If we had any doubts about this theology, Isaiah makes it clear:
יוֹצֵר אוֹר וּבוֹרֵא חֹשֶׁךְ, עֹשֶׂה שָׁלוֹם וּבוֹרֵא רָע; אֲנִי יְהוָה, עֹשֶׂה כָל-אֵלֶּה
I form the light, and create darkness; I make peace, and create evil; I am the LORD, who does all these things. (Isaiah 45:7)
God is the creator of everything, not just the good and not just the bad, and true faith requires relying on God in times of sorrow as well as times of joy. This verse also appears in Shacharit, albeit in a modified form. The rabbis recognized that people would find it impossible to make the statement “thank you for the bad” every day with proper intention, and so changed the wording. It now appears in the siddur:
“Blessed are You, LORD our God, King of the Universe, who forms light and creates darkness, makes peace and creates all.”
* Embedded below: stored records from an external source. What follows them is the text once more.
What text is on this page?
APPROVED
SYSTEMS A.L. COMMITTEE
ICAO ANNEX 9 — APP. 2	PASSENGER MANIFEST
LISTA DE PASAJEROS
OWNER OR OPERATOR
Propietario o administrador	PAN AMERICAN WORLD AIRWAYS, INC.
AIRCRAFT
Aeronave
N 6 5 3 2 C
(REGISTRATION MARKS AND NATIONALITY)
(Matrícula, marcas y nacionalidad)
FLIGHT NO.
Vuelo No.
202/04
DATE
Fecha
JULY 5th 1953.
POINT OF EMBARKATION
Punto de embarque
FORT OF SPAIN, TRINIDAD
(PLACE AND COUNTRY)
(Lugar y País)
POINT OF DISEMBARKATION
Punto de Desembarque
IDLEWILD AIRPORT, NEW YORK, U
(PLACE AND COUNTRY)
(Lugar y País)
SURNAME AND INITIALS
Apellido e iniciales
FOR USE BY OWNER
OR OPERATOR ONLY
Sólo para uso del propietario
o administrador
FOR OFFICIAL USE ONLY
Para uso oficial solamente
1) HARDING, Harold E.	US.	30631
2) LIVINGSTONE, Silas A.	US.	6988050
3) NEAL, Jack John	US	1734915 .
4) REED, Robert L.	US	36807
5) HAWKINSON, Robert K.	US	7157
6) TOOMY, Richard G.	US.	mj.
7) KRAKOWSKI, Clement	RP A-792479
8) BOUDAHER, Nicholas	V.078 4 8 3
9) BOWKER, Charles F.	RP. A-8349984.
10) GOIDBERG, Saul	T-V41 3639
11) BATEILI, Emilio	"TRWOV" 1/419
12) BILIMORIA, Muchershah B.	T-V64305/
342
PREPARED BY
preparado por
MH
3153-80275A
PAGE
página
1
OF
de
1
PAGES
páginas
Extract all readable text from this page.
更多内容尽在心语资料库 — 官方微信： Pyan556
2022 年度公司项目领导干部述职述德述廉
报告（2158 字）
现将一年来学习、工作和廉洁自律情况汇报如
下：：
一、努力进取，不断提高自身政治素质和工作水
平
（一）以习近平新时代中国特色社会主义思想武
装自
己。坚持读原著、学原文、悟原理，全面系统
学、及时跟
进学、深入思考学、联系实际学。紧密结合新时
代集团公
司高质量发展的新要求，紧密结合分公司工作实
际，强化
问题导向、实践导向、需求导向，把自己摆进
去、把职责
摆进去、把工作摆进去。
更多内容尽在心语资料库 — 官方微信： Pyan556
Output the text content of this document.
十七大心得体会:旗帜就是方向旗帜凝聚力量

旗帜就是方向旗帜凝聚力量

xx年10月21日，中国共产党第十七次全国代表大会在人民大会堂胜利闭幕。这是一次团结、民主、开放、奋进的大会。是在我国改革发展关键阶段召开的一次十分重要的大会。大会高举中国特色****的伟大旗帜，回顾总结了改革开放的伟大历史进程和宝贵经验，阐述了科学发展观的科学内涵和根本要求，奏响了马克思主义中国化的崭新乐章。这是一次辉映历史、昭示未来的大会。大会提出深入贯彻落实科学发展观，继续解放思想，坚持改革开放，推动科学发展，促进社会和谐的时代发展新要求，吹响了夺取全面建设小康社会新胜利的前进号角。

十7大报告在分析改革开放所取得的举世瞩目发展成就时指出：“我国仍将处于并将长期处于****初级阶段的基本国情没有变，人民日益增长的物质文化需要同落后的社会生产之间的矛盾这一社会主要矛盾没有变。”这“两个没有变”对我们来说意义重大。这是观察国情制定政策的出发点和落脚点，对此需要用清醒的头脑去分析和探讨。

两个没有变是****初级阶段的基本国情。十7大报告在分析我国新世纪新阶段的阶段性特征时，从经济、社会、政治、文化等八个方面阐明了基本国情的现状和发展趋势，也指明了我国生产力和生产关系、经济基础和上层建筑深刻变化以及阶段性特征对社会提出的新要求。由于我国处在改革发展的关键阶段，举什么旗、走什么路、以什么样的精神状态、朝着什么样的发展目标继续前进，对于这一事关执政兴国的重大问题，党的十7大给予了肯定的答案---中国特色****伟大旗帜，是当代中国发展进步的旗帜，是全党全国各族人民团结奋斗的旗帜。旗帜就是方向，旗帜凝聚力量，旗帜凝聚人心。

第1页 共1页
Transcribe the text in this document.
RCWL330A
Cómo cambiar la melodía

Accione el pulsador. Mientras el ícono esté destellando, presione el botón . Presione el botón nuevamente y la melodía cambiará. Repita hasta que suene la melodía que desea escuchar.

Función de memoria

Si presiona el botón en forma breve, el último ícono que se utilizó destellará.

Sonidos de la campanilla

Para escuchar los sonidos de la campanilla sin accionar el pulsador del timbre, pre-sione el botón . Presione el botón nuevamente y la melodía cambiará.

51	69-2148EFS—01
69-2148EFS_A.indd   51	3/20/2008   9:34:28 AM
The Gemara still takes issue with the instruction in the Mishna to bless the bad, and comes to the conclusion that we’re expected, perhaps even required, to acknowledge the unpleasant feelings that come from experiencing the רע as we bless it.
On a “people-hood” level, we can’t agree on what’s רע and what’s טוב in Hebron. But we all have this instruction to bless them both, and I guess that’s how we can all pray to the same God.